I had so much to learn. In pursuit of my lofty dream, I began with those who knew infinitely more than me about the being old, about aging and about dying.

I had heard from a friend that there were ten elderly religious women struggling with the effects of old age. I rang their doorbell and told them, I want to be a geriatric nurse. I want to know your stories, listen to your needs, and with your help, respond in any way that I’m able.

For a year I attempted to help the sisters renovate their convent, a four-story Italianate landmarked building in the Stuyvesant Square historic district of New York City. Our shared hope was for the sisters to remain together, in community, rather than disperse one by one to nursing homes as disease and disability struck.

It was a noble purpose indeed. We collaborated with a pro-bono architect and submitted our plans to The Landmarks Preservation Commission (LPC).

And then we waited.

While waiting, I went for walks with Sister Tommie. I cooked dinner. I ate. I prayed. I watched The Donut Man.

Then I enrolled in nursing school. Then Sister Tommie’s mind wandered and never came back. She became so confused that the sisters sent her to a nursing home in Dobbs Ferry, a 45-minute train ride north of the city. Then we heard from the LPC that our architectural plans contained 16 building violations. Then I moved out of the convent. I got married. I moved to Washington D.C. and had two children and became a hospice nurse. Then Sister Tommie died.

Years passed. I reflect on that year I spent with the nuns.

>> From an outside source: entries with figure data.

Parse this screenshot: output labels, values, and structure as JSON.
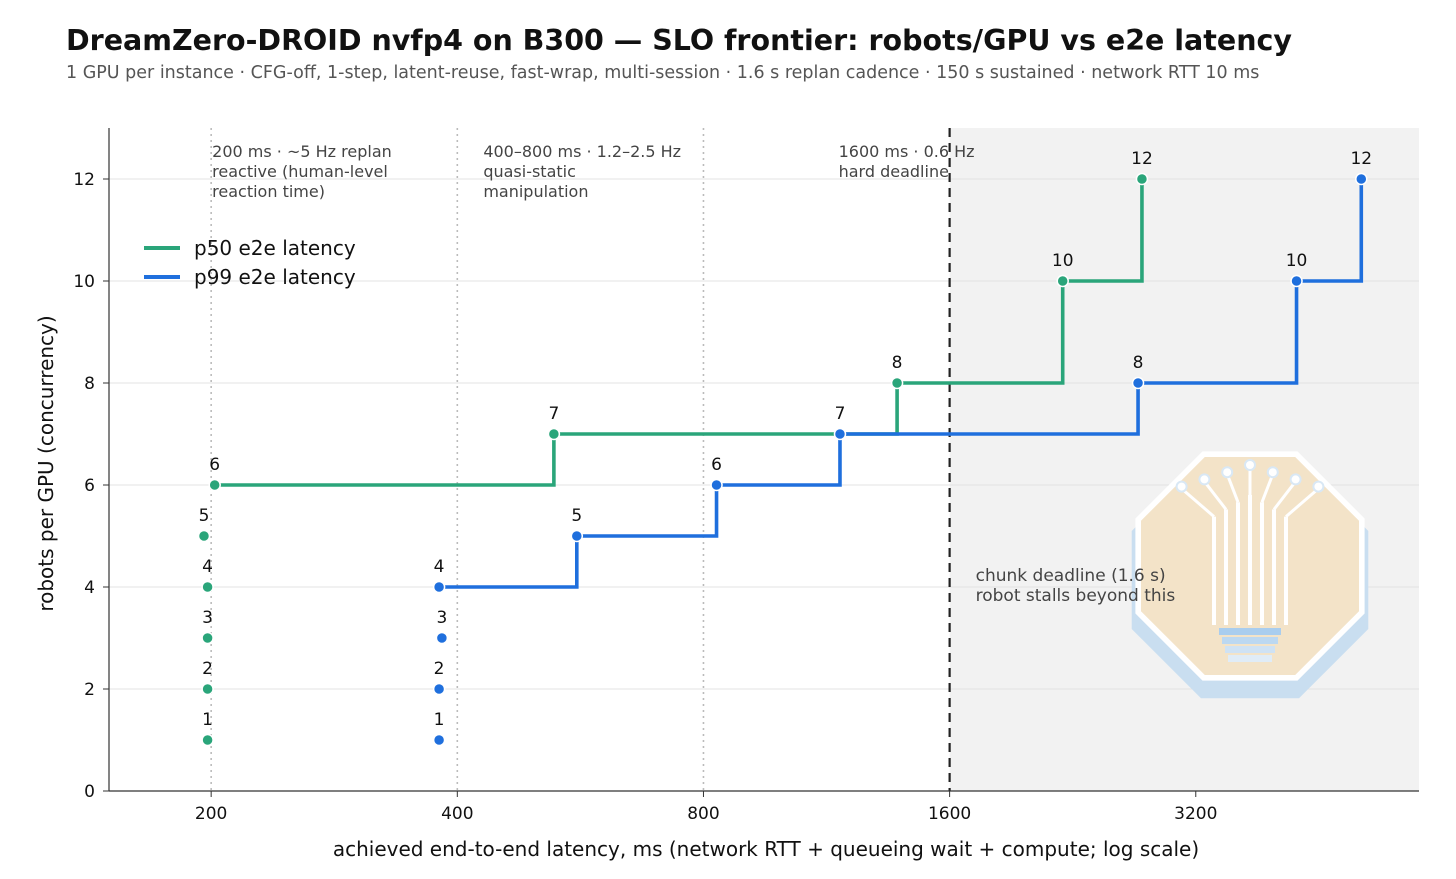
{
  "title": "DreamZero-DROID nvfp4 on B300 — SLO frontier: robots/GPU vs e2e latency",
  "subtitle": "1 GPU per instance · CFG-off, 1-step, latent-reuse, fast-wrap, multi-session · 1.6 s replan cadence · 150 s sustained · network RTT 10 ms",
  "colors": {
    "p50": "#2aa57a",
    "p99": "#1f6fdd",
    "shade": "#f2f2f2",
    "grid": "#e3e3e3",
    "vline": "#bbbbbb",
    "deadline": "#222222"
  },
  "chart_data": {
    "type": "line",
    "xscale": "log2",
    "xlabel": "achieved end-to-end latency, ms  (network RTT + queueing wait + compute; log scale)",
    "ylabel": "robots per GPU (concurrency)",
    "xlim": [
      150,
      6000
    ],
    "ylim": [
      0,
      13
    ],
    "xticks": [
      200,
      400,
      800,
      1600,
      3200
    ],
    "xtick_labels": [
      "200",
      "400",
      "800",
      "1600",
      "3200"
    ],
    "yticks": [
      0,
      2,
      4,
      6,
      8,
      10,
      12
    ],
    "ytick_labels": [
      "0",
      "2",
      "4",
      "6",
      "8",
      "10",
      "12"
    ],
    "grid": "horizontal",
    "legend_position": "upper-left",
    "series": [
      {
        "name": "p50 e2e latency",
        "color": "#2aa57a",
        "points": [
          {
            "x": 198,
            "y": 1,
            "label": "1"
          },
          {
            "x": 198,
            "y": 2,
            "label": "2"
          },
          {
            "x": 198,
            "y": 3,
            "label": "3"
          },
          {
            "x": 198,
            "y": 4,
            "label": "4"
          },
          {
            "x": 196,
            "y": 5,
            "label": "5"
          },
          {
            "x": 202,
            "y": 6,
            "label": "6"
          },
          {
            "x": 525,
            "y": 7,
            "label": "7"
          },
          {
            "x": 1380,
            "y": 8,
            "label": "8"
          },
          {
            "x": 2200,
            "y": 10,
            "label": "10"
          },
          {
            "x": 2750,
            "y": 12,
            "label": "12"
          }
        ],
        "step_from": 6
      },
      {
        "name": "p99 e2e latency",
        "color": "#1f6fdd",
        "points": [
          {
            "x": 380,
            "y": 1,
            "label": "1"
          },
          {
            "x": 380,
            "y": 2,
            "label": "2"
          },
          {
            "x": 383,
            "y": 3,
            "label": "3"
          },
          {
            "x": 380,
            "y": 4,
            "label": "4"
          },
          {
            "x": 560,
            "y": 5,
            "label": "5"
          },
          {
            "x": 830,
            "y": 6,
            "label": "6"
          },
          {
            "x": 1175,
            "y": 7,
            "label": "7"
          },
          {
            "x": 2720,
            "y": 8,
            "label": "8"
          },
          {
            "x": 4250,
            "y": 10,
            "label": "10"
          },
          {
            "x": 5100,
            "y": 12,
            "label": "12"
          }
        ],
        "step_from": 4
      }
    ],
    "reference_lines": [
      {
        "x": 200,
        "style": "dotted",
        "label_lines": [
          "200 ms · ~5 Hz replan",
          "reactive (human-level",
          "reaction time)"
        ]
      },
      {
        "x": 400,
        "style": "dotted",
        "label_lines": [
          "400–800 ms · 1.2–2.5 Hz",
          "quasi-static",
          "manipulation"
        ]
      },
      {
        "x": 800,
        "style": "dotted",
        "label_lines": []
      },
      {
        "x": 1600,
        "style": "dashed",
        "label_lines": [
          "1600 ms · 0.6 Hz",
          "hard deadline"
        ]
      }
    ],
    "deadline_region_text": [
      "chunk deadline (1.6 s)",
      "robot stalls beyond this"
    ]
  }
}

I feel like my 6-year-old nephew, who, upon reaching the top of a mountain (after weeks of anticipation and the eventual arduous climb), looked around at the expansive sky, the drifting clouds, the distant hills and said — “Well, what was that all about?”

What was that all about?

A lofty dream and a deflated noble purpose? Failure? It’s an easy answer when the basic facts of the equation are computed. Noble plans proposed. Noble plans attempted. Noble plans failed. It’s the answer I’ve believed since moving out of the convent.

But, “It is enough to be, in an ordinary human mode…”. Again, Merton.

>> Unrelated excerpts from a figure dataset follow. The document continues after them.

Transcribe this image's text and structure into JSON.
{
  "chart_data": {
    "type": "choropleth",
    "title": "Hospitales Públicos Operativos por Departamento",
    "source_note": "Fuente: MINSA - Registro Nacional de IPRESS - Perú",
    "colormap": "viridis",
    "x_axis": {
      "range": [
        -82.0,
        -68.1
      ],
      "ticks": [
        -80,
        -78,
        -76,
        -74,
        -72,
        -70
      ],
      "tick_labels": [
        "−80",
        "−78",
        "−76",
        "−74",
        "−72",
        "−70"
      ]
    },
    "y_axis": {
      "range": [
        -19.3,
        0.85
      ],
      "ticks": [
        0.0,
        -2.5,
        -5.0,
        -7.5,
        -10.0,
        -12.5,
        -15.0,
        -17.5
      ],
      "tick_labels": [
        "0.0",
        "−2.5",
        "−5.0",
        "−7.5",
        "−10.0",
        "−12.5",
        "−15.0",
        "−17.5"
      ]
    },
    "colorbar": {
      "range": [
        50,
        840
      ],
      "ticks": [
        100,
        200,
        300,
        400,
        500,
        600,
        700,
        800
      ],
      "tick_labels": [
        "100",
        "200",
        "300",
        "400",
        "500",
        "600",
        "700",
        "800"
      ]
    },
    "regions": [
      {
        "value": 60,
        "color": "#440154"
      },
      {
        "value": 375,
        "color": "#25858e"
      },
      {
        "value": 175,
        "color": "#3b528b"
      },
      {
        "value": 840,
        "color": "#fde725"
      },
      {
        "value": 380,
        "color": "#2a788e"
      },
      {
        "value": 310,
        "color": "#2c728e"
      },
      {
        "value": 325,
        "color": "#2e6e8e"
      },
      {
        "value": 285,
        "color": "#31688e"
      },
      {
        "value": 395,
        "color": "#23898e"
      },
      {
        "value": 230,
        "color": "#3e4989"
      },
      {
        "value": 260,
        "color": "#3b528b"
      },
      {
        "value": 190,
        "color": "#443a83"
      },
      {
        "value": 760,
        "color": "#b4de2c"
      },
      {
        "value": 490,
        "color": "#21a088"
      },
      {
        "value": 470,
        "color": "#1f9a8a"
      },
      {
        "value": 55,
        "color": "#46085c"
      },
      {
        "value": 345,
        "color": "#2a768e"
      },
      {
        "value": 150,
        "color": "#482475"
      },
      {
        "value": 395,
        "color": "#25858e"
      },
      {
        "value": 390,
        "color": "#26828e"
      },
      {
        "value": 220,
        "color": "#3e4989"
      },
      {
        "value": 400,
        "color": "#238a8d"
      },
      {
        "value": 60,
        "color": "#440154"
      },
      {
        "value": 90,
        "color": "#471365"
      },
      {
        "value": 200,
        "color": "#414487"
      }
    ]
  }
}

Why is it easy to apply his prayer to Sister Tommie’s simple, habitual, prayerful life, but so difficult to apply it to my own?

Perhaps my attitude belies the meaning in the experience. “We had the experience but missed the meaning,” T.S. Eliot wrote. “And approach to the meaning restores the experience in a different form.”

It was not only enough for Sister Tommie to live and be in ordinary human mode but it was — and is — enough for me too. The meaning of life need not be noble. The meaning in my experience could be quiet and humble, born of God’s inscrutable design.

The friendship I found in Sister Tommie was perhaps meaning enough. The countless people she met on our walks and prayed for three times a day, for every day after that, until death, perhaps that was meaning enough. And all Sister Tommie taught me about how to be young, how to live, how to grow old and how to die, all this that perennially informs my practice as a mother, a wife and a nurse, today, tomorrow, and for all my days henceforth, perhaps that is meaning enough.

Yes, that is enough. Ordinary is enough.


Cassie Herman Kralovec lives in Washington D.C. with her husband, Peter James Kralovec ’06, and two children. She is a hospice nurse.